A este compromiso con la estabilidad se suma la participación democrática. Si eres socio, no eres solo un empleado. Tienes voz y voto en las grandes decisiones de la empresa. Puedes influir en lo que se hace y en cómo se gestionan las cosas en la organización. Esto hace que las personas se comprometan más y se sientan parte del grupo, porque el éxito de la cooperativa es el de todos sus miembros.

El trabajo en una cooperativa junta la seguridad laboral y la opción de, de verdad, tomar parte en la gestión. Así se crea un ambiente laboral justo y que motiva. Sabes que tu opinión vale y que, con tu esfuerzo, ayudas de forma directa al bien de todos. Esto hace que el trabajo sea algo mejor y más importante para cada uno.

Desarrollo profesional dentro de la cooperativa

Las cooperativas ponen esfuerzo en ayudar a sus miembros a crecer en lo profesional. Ellas saben que lo más valioso es la gente y el talento que tienen. Por eso, en la mayoría de los casos, dan capacitación para que cada puesto tenga lo que necesita. Esta formación ocurre en horario de trabajo, así tú puedes aprender y mejorar en tus tareas sin perder horas personales.

También ayudan a sus personas a crecer dentro de la misma organización. Hay muchas cooperativas con sistemas para subir de puesto o cambiar de área. Casi siempre, llenan la mayoría de sus vacantes con gente que ya trabaja en el lugar. Así, tienes oportunidades reales de avanzar y tomar más responsabilidades sin salir y buscar trabajo en otra empresa.

Al final, los beneficios económicos se reparten. Además de un sueldo bueno, quienes son socios de la cooperativa normalmente reciben un retorno cooperativo, que es una parte de las ganancias. Esta forma de compartir lo que se gana, junto a la oportunidad de crecer en el régimen general, hace que tu desarrollo profesional también sea mejorando tu economía.

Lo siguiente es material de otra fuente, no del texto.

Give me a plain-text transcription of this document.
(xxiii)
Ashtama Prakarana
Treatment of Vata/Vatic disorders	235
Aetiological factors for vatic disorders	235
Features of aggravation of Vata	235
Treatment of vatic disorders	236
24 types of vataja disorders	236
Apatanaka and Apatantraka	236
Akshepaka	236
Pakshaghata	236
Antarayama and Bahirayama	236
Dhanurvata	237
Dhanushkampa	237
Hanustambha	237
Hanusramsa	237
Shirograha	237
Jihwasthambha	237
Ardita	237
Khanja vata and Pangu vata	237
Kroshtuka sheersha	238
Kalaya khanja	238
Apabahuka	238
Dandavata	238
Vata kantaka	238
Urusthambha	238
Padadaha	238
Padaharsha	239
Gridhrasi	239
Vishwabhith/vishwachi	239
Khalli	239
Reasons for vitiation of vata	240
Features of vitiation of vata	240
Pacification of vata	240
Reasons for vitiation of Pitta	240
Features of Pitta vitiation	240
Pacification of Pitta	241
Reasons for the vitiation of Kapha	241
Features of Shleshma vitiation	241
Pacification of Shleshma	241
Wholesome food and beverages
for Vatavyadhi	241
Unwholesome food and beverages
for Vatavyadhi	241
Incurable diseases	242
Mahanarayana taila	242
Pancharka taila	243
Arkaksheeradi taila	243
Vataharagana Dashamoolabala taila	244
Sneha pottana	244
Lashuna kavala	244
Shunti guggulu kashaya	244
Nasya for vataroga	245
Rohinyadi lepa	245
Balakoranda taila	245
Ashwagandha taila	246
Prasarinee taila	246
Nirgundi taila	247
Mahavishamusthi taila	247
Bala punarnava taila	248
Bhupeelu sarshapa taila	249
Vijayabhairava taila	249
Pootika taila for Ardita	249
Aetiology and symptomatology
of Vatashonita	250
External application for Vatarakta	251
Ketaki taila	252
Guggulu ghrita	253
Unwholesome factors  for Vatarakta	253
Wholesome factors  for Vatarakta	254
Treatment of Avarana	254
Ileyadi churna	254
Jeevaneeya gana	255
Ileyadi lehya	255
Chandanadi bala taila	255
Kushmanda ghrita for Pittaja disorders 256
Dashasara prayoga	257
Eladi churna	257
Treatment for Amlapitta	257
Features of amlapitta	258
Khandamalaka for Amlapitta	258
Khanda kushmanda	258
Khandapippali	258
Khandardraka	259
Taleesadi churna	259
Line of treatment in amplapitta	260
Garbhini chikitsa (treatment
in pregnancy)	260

Conciliación, igualdad y ambiente de trabajo colaborativo

La conciliación entre la vida personal y profesional es algo que muchas cooperativas buscan como una de sus metas principales. Toman acciones claras, no solo palabras, para lograrlo. Algunas cooperativas tienen más de 75 medidas en sus catálogos, lo que muestra el compromiso que tienen con el bienestar de todo su equipo.

Las acciones para ayudar a la conciliación incluyen:

  • Más días de vacaciones: Por ejemplo, hay cooperativas que dan cinco semanas de vacaciones al año.

  • Jornadas laborales mejor organizadas: Un ejemplo puede ser la semana laboral de cinco días para que sea más fácil descansar.

  • Servicios de apoyo: Ofrecen asistencia médica online 24 horas y ayudan a familias que tienen necesidades especiales.

Además de pensar en la conciliación, la igualdad es muy importante para estas cooperativas. Hay muchas que crean planes de igualdad. Así buscan evitar las diferencias de género y lograr que tanto hombres como mujeres puedan tener las mismas chances. Todo esto ayuda a formar un lugar de trabajo en el que todos y todas colaboran y se respetan. Las personas se sienten valoradas y saben que los apoyan en lo que necesitan.

Conclusión

En resumen, trabajar en una cooperativa de trabajo puede ser muy buena opción. No es solo un empleo, en este tipo de lugar tú puedes llegar a ser socio trabajador y tener parte en algo con un propósito. Este modelo pone a las personas y el interés general en el centro. Aquí, tú tienes más estabilidad, puedes participar en las decisiones, y estar en un espacio justo y con buena colaboración. Si lo que quieres es crecer en lo personal y profesional, y que tu voz sea tomada en cuenta, el mundo de las cooperativas de trabajo te da esa oportunidad y es una elección buena para todos.